Second of all, we have to agree that it causes more harm than good. Any man pricking children with needles would be accused of child abuse, yet we fully understand the virtue in the medical act of vaccination. This means that any action must be put in context before being judged, so as to evaluate whether it was truly a crime.

Finally, the perpetrator needs to have a degree of consciousness about his actions. This is why we do not punish children or the mentally ill as harshly. An accident and a willful action are two different things.

So, we can say a crime is an action which causes harm, does not cause more good than harm and which was done willfully. Once this is understood, how do we enforce laws, as in, how do we actually have justice?

The answer is simple: Prevention and punishment. Prevention aims at reducing criminality while punishment seeks to stop its harmful impact. Prevention is a fairly complex issue which I do not feel qualified to speak about, yet let us say that there are many factors involved, including good socioeconomic conditions, proper education and a strong yet just law enforcement. What I find more interesting to discuss is punishment, as I feel it is nowadays far too often done wrong.

As said before, all crimes must be punished. It is essential to protect the well-being of a society. If the government or law enforcement refuse to punish crimes, then it actually becomes necessary to engage in the unsavory practice of vigilantism. This is undesirable for many reasons, including the lack of experience of the general population in dealing with crime and its punishment. Yet, if justice is not served, then honest citizens are left with no choice but to take it into their own hands. It is thus vital for law enforcement and the government to make sure that they enforce law properly.

But what should be the aim when punishing? How harshly should people be punished? How is this determined?

The aim, when punishing, is to make sure the punishment feels like the crime was not worth committing. It is as simple as that. This is why big crimes should receive worse punishments. However, let us look at it from a pragmatic standpoint: We have individuals here, dysfunctional yet still capable. The aim here should be to salvage them. So, while punishing the criminal, at the same time he should be evaluated and those capable of rehabilitation should be given the chance. This does not mean that their punishment should be any less harsh, but merely that we should make sure that they do not turn to crime again once their sentence has been served. Likewise, any individual evaluated as having no potential for rehabilitation should likely never leave jail, and maybe even be executed. Though I am personally against the death sentence for reasons I don’t want to discuss here, my practical mind sees no reason to release someone whose first goal after their punishment is done will be to cause more harm, and I see no reason for the nation to have to maintain their continued existence. At best, they should be put to forced labor.

But how do we know how harshly someone should be punished? To know, we simply go back to the definition of a crime. How harmful were the actions?

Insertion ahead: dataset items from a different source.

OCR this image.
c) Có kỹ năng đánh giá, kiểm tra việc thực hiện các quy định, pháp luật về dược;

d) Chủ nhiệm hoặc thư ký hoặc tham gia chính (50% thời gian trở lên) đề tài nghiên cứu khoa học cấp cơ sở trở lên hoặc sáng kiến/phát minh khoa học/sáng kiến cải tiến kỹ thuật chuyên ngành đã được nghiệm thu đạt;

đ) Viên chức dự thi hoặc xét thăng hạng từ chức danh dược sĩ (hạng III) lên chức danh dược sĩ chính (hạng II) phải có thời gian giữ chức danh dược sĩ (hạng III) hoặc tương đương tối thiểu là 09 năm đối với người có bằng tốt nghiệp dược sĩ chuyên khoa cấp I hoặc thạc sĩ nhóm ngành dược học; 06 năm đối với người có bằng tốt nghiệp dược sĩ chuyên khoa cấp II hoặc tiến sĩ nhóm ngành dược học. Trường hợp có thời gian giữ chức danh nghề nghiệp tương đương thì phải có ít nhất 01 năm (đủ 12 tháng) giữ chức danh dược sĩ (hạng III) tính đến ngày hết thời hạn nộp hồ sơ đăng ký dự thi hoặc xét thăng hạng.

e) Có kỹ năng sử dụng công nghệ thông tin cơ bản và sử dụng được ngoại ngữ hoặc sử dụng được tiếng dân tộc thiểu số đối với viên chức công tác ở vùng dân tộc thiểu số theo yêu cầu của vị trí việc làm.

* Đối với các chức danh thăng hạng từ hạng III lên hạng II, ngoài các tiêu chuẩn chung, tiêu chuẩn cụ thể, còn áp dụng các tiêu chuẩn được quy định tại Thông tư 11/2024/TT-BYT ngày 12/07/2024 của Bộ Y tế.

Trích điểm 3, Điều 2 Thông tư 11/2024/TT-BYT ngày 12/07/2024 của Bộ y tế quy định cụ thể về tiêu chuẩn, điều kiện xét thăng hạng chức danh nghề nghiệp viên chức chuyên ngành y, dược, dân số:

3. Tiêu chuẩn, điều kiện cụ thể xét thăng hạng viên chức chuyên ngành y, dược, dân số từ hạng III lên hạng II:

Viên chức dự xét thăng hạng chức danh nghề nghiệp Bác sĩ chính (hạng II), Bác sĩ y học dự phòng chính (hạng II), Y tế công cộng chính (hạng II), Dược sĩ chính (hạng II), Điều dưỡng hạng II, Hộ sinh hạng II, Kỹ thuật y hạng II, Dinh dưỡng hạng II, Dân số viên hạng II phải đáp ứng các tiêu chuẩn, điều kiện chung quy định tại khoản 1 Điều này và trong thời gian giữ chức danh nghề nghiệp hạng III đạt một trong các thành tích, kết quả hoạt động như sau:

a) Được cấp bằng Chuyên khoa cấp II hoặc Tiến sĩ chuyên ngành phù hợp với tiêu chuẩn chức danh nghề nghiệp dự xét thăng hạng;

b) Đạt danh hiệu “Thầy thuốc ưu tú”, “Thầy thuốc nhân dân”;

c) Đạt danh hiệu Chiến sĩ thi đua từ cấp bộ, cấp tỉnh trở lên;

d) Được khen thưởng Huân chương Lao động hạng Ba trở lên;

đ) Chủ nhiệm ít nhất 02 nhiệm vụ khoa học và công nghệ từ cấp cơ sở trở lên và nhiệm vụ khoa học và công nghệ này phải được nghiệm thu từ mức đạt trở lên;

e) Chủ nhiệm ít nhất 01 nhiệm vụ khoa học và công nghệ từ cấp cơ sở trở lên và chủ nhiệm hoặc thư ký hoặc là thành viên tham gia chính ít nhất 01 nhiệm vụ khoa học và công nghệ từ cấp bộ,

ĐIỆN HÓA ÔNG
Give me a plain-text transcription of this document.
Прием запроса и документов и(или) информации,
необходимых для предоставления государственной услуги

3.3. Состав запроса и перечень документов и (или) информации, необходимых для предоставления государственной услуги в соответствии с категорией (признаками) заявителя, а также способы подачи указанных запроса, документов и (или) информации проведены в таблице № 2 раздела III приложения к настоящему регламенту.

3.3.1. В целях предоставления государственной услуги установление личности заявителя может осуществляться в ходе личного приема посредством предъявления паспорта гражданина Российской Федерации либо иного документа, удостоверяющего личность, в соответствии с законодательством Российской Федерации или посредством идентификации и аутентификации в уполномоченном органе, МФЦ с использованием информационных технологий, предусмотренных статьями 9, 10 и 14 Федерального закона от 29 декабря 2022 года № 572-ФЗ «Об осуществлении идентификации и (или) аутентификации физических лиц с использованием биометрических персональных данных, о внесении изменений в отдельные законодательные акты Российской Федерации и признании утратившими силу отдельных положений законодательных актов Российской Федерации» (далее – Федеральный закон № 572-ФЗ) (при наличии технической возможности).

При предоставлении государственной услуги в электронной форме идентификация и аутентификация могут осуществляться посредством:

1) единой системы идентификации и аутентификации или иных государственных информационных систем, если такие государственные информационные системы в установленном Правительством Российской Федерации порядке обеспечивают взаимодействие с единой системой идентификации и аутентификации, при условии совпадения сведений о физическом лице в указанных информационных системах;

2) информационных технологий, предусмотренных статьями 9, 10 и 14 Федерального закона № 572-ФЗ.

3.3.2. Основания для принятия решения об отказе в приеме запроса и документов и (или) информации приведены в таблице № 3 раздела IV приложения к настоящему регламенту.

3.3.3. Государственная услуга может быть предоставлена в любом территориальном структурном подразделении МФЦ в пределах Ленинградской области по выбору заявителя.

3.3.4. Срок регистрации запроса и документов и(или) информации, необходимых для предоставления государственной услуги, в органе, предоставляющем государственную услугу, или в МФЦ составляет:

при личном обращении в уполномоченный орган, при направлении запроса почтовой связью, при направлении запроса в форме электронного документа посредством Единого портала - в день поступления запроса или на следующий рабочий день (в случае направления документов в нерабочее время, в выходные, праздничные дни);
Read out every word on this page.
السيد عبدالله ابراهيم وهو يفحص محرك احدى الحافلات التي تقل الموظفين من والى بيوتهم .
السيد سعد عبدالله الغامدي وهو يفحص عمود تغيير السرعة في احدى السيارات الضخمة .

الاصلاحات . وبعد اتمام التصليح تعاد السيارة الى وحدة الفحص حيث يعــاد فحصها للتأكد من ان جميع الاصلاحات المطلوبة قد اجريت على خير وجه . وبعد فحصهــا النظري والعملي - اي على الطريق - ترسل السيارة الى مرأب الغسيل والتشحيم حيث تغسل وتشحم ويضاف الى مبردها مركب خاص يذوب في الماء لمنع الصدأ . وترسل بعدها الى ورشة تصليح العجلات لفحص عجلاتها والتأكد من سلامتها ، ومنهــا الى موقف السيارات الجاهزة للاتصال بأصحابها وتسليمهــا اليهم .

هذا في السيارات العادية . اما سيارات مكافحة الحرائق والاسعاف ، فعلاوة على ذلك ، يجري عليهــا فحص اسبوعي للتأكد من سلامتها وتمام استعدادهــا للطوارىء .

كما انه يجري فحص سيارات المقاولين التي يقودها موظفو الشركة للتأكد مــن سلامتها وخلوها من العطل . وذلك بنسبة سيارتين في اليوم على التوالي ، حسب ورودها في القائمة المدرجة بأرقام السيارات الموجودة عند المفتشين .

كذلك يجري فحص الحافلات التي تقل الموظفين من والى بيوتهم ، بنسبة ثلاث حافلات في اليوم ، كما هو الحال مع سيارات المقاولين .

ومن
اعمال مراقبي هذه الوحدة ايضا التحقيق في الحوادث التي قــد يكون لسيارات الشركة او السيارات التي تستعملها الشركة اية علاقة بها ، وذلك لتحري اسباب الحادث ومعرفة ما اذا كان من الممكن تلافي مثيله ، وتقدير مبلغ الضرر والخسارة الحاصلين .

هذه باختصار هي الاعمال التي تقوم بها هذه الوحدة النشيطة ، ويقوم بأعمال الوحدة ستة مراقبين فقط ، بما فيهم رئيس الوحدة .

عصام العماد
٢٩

And was the person aware of what they were doing? An accidental action which caused little harm should carry little or no punishment. A planned action which causes great and irreparable harm should carry the harshest punishment. The degree of harm should always be judged according to how many individuals were harmed and in what way, while the degree of responsibility should be judged according to the accused’s degree of consciousness and intentions.

So, we now understand that justice is important as it prevents the collapse of society and empowers its leaders. We know that a crime is a willful and harmful action which causes more harm than good. And we now understand that punishment should be tailored according to the degree of harm done and the criminal’s degree of responsibility and that we should still aim to salvage criminals through either rehabilitation or forced labor.

Now that this is understood, you may finally know why it is such a tragedy that our law enforcement agencies and governments are losing interest in the actual administration of justice. And you may finally know what to do once things start collapsing.